The ministers will also address, together with their Ukrainian counterpart, the urgent needs on the battlefield and will reaffirm their solidarity with Kiev “not only with words, but also with deeds,” according to Stoltenberg, who has conveyed his “great admiration” to Ukraine. in the face of political leadership, bravery and the fact that he forced Russian forces to retreat and inflicted “heavy losses” on the invaders. “These are great victories for Ukraine, but we should not underestimate Russia,” he added.
In this sense, Kuleba has stressed that Ukraine’s victory is not only of interest to Kiev, but to the entire Euro-Atlantic community before pointing out that “defending Europe without Ukraine is a useless task”, since he considers that, currently, they have the army “strongest and bravest in Europe.”
“We are increasing our interoperability with NATO and we are practically becoming a ‘de facto’ NATO army in terms of technical capacity, management, approaches and principles,” he stressed, in addition to celebrating that this Wednesday Ukraine and the allies They will sit at the table “as equals” at the first meeting of the NATO-Ukraine council.

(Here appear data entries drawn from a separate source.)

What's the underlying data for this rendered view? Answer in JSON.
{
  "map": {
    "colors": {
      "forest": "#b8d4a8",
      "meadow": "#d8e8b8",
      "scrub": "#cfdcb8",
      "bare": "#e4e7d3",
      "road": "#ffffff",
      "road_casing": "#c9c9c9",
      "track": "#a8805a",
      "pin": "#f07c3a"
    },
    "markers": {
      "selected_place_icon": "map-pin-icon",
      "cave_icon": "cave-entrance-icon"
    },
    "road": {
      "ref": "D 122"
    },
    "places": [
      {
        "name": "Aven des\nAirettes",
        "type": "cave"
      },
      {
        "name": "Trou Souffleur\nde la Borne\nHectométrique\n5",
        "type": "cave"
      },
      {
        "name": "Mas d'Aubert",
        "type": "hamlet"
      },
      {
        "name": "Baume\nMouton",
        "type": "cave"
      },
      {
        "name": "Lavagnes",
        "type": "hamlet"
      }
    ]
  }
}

At this meeting, Kuleba will urge ministers to ask them to create a common defense area in order to “ensure the sustainability of security industries, increase production and work as a holistic complex for the Euro-Atlantic community.”
Aware that increasing arms production requires “very technical and professional” work in this area, he has assured that he does not see a “lack of will” on the part of the allies to maintain Ukraine’s support in the long term. although he has been annoyed with those who believe that Kiev should make concessions to Moscow for the sake of a peace agreement: “It is always easy to ask others to give in, but first they should do it themselves,” he added upon his arrival at the meeting.